Just This Moment

When I was a kid, the only time my mom would get mad at me was when I was “sassy.” I remember the word, but I don’t completely recall what I did to be called that. I think I talked back or argued or something equally bratty for an 7-year-old. If it happened when we were out somewhere, my mother would take me aside and quietly whisper, “We will talk about this when we get home.” Her saying this was a worse punishment than anything that might have followed back at our house. The torture was not what would happen when we got home—it was having to wait for it.
That was the first time I realized what impatience felt like. It’s that jittery sense that you can’t wait another second for whatever is going to happen. By the time I was a teenager, a lot of my life was spent in this state. No matter what was going to occur next, I felt that it couldn’t get here fast enough. Whether it was goals to achieve or an upcoming plan, everything in my being was focused on that—counting the minutes and days until the next thing. Even if it was something bad—like a talking-to from my mother—I just wanted it to happen, and I didn't want to wait.
My biggest job right now is to sit with my life as it is—to be on good, patient terms with myself as I am.
I didn’t realize it at the time, but all of the waiting for that next thing did nothing but keep my eye on some made up horizon. It trained me to believe that the good things are all out there, not right here. I learned to pride myself on the strength it took to wait for the good to come. In my mind, I was disciplining myself to endure the now in exchange for the future. It turns out that sounds a lot better than it really is—especially when I turned that same approach on myself. Instead of knowing or liking myself as I was all those years, I waited impatiently for the time I would be the person I always dreamed of being.
Now, at this end of my life, I no longer want to race through the hard parts or the boring parts to get to the fun, or good, or beautiful, or successful. More than anything, I want to slow it all down and appreciate who I am now and the turn of the light in every hour of the day. But even wanting it doesn’t mean I have the skills. After so many years of looking at my watch and wishing for time to fly by until we get to the good part, slowing down and waiting feels unfamiliar.
I’ve also spent many regrettable hours being impatient with other people—not wanting to slog through the doldrums of their lives anymore than I want to do it in mine. I’m realizing now that, in so many areas of my life, impatience has really been an unwillingness to sit in the unknown, the boring, the sad, the scary, the mediocre. But I’m also aware that this is most of life. So I’m practicing this presence for the first time ever. When my desk at work is covered with papers and I’m behind on a project, all I can think of is how much I want this moment to pass. But, I'm also discovering that if I just slow down, take a deep breath, and simply sort through one pile of papers, I’m back in the moment. The discomfort is not nearly as grim as I’d thought it would be.

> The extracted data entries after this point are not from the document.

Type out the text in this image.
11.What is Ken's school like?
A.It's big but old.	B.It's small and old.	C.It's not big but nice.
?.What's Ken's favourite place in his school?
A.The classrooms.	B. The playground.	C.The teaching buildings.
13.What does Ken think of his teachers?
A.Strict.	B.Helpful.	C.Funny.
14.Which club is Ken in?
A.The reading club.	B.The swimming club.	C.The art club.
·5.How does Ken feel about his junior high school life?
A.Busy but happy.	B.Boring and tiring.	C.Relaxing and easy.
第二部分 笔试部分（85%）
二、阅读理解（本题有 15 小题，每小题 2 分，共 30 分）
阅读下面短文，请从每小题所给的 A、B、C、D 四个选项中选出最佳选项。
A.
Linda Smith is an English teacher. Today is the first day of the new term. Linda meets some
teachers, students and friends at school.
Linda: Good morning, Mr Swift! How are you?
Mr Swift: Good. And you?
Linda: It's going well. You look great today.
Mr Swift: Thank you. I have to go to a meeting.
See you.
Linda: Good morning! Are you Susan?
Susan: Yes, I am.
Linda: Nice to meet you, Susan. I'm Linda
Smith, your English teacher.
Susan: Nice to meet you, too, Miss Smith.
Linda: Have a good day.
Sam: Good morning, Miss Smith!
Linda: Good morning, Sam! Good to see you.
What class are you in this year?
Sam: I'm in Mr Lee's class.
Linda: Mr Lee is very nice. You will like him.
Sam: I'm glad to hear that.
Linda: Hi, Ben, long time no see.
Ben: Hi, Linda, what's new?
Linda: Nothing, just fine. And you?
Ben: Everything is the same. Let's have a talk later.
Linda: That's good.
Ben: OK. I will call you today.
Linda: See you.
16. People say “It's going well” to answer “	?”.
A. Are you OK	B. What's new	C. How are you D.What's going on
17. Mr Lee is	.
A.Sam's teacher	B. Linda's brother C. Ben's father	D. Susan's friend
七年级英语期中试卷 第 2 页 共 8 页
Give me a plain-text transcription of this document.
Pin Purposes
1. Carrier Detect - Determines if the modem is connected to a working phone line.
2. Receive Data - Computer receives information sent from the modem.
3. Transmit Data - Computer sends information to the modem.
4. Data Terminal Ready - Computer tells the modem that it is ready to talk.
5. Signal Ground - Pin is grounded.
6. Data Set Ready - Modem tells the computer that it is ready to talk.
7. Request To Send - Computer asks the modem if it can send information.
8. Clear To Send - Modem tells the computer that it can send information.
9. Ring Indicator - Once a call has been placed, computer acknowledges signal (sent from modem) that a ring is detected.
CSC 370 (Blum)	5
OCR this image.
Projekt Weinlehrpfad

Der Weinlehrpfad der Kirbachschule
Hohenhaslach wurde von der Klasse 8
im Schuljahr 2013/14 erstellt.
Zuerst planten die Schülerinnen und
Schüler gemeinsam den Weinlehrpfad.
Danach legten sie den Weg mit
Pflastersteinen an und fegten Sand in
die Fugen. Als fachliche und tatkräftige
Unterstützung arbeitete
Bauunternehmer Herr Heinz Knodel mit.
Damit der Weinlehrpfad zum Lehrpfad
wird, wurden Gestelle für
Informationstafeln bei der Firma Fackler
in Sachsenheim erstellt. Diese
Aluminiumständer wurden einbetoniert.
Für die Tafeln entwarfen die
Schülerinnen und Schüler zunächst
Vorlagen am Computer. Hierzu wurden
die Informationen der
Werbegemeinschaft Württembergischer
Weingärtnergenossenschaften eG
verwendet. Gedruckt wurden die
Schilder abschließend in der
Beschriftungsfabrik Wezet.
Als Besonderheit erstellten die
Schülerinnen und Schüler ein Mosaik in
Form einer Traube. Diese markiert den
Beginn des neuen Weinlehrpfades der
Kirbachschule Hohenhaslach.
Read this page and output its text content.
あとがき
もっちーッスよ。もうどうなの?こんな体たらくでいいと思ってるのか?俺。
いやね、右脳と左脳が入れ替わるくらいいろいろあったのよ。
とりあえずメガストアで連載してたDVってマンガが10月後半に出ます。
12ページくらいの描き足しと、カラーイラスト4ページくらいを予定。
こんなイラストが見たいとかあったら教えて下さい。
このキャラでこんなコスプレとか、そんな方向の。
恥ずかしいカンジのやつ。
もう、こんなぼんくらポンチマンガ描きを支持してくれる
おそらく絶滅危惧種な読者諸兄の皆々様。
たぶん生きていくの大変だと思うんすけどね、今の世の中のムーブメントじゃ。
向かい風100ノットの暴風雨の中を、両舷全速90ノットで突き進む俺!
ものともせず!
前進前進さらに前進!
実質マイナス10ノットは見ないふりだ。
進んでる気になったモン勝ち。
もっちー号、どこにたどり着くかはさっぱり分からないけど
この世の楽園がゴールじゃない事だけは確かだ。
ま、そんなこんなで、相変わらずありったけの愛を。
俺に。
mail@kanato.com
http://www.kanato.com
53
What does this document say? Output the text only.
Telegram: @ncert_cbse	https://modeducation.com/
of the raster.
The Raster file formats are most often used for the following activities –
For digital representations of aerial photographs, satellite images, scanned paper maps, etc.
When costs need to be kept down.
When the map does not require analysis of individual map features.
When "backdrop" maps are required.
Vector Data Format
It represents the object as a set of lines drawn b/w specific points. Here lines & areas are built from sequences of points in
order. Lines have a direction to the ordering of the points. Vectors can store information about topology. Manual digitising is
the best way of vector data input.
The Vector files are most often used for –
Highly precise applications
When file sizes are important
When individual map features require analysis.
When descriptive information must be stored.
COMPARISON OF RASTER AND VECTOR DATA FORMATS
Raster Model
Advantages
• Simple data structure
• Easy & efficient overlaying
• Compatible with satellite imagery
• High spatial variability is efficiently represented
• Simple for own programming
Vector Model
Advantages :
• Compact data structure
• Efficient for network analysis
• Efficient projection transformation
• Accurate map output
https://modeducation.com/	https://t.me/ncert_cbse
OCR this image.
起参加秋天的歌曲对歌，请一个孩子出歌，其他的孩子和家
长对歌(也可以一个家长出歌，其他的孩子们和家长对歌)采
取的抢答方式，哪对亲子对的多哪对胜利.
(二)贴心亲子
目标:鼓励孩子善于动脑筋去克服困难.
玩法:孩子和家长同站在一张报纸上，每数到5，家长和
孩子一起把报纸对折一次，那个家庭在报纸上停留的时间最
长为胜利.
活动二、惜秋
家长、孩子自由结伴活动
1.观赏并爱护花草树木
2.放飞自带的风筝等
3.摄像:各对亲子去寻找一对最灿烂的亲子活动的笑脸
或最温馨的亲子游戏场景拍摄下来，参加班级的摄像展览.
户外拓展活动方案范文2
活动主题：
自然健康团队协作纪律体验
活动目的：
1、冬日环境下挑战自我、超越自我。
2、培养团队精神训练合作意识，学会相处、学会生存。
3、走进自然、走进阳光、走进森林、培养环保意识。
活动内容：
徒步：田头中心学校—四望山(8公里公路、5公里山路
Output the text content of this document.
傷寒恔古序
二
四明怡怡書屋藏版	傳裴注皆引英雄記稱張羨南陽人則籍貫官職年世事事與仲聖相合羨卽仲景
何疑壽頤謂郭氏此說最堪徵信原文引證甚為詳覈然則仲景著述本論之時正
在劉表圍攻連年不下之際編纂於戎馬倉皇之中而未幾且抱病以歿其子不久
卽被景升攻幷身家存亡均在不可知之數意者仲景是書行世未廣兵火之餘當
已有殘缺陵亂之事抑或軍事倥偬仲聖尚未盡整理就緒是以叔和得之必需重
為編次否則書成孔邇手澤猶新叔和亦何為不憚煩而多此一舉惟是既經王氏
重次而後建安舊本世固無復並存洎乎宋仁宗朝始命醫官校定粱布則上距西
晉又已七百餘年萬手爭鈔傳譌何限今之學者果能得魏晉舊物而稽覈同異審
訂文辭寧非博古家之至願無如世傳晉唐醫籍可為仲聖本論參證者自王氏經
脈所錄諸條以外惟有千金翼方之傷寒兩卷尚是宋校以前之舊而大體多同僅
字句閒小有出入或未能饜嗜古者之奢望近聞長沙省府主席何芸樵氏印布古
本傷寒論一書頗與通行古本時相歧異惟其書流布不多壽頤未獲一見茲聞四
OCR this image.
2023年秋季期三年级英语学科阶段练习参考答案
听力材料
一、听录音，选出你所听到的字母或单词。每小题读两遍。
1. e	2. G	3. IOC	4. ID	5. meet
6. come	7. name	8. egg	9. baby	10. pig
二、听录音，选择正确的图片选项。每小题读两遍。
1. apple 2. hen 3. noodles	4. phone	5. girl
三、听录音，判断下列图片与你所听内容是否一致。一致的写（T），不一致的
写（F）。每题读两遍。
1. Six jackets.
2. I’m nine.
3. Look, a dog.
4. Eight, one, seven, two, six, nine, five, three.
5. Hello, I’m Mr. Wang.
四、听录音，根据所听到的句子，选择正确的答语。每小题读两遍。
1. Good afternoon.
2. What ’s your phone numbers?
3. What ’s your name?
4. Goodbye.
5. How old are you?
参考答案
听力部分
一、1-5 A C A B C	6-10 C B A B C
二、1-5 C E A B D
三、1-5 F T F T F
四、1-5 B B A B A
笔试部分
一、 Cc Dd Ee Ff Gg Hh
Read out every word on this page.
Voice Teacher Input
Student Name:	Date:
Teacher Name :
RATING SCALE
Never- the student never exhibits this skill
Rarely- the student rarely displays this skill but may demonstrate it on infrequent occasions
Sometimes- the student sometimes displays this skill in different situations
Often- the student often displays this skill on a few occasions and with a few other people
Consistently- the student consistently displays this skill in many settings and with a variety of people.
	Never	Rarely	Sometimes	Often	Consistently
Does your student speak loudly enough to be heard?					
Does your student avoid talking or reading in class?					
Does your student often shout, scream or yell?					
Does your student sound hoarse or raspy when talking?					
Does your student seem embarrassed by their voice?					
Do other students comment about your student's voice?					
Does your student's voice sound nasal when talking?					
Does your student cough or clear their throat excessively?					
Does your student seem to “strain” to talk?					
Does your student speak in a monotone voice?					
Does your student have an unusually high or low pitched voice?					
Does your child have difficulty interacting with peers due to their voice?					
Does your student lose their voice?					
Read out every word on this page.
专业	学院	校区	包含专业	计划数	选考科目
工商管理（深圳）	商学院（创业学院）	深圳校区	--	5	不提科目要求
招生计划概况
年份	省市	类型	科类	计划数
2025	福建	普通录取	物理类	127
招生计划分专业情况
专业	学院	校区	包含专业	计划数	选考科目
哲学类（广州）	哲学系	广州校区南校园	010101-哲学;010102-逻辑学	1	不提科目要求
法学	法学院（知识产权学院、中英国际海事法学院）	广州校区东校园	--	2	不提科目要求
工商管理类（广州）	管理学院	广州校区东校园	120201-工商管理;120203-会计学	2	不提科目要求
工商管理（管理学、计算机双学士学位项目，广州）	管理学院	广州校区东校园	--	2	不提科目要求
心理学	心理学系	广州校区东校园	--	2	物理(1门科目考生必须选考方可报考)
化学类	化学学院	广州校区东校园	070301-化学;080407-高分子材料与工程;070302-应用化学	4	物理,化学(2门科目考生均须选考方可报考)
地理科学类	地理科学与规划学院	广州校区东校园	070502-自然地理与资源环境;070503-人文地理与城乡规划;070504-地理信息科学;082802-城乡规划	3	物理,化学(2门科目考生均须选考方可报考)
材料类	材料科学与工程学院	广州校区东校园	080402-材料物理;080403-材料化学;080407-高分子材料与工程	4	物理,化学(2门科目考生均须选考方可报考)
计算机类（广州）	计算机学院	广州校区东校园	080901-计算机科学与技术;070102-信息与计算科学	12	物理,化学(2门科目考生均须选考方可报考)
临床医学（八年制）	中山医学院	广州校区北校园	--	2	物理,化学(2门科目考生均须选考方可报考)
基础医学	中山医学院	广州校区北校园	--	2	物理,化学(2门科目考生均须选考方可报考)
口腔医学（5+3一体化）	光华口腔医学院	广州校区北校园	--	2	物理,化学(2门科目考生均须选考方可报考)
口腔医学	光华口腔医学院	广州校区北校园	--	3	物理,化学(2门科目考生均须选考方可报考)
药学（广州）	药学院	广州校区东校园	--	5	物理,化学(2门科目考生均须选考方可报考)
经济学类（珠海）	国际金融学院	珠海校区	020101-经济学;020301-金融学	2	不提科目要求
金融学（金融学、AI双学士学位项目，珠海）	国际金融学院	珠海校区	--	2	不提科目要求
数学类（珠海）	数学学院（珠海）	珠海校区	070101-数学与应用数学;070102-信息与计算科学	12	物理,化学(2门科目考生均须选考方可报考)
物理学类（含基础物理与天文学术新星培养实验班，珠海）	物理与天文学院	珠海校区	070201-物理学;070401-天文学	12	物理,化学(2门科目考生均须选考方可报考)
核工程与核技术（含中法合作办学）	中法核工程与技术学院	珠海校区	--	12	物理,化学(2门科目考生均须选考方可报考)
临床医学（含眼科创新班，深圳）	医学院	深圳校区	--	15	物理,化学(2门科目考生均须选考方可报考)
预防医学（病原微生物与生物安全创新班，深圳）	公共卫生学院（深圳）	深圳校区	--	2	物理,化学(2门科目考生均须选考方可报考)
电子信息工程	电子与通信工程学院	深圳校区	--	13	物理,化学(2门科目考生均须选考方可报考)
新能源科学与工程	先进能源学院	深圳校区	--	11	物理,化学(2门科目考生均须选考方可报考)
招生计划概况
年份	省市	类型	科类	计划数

My biggest job right now is to sit with my life as it is—to be on good, patient terms with myself as I am. As I practice, I realize that it can change the tone of a whole day. I slow down enough to hear someone laugh, to see the sun touch those trees on my road to work. I’m not thinking about what’s around the bend then, but I need a constant reminder to stay here, in this moment. Don’t spend it wondering when the next one will come, I think to myself. Just be in it. Watch the dog run across the yard, the squirrel on the fence. This is my life, right now. Cherish it. Just this moment.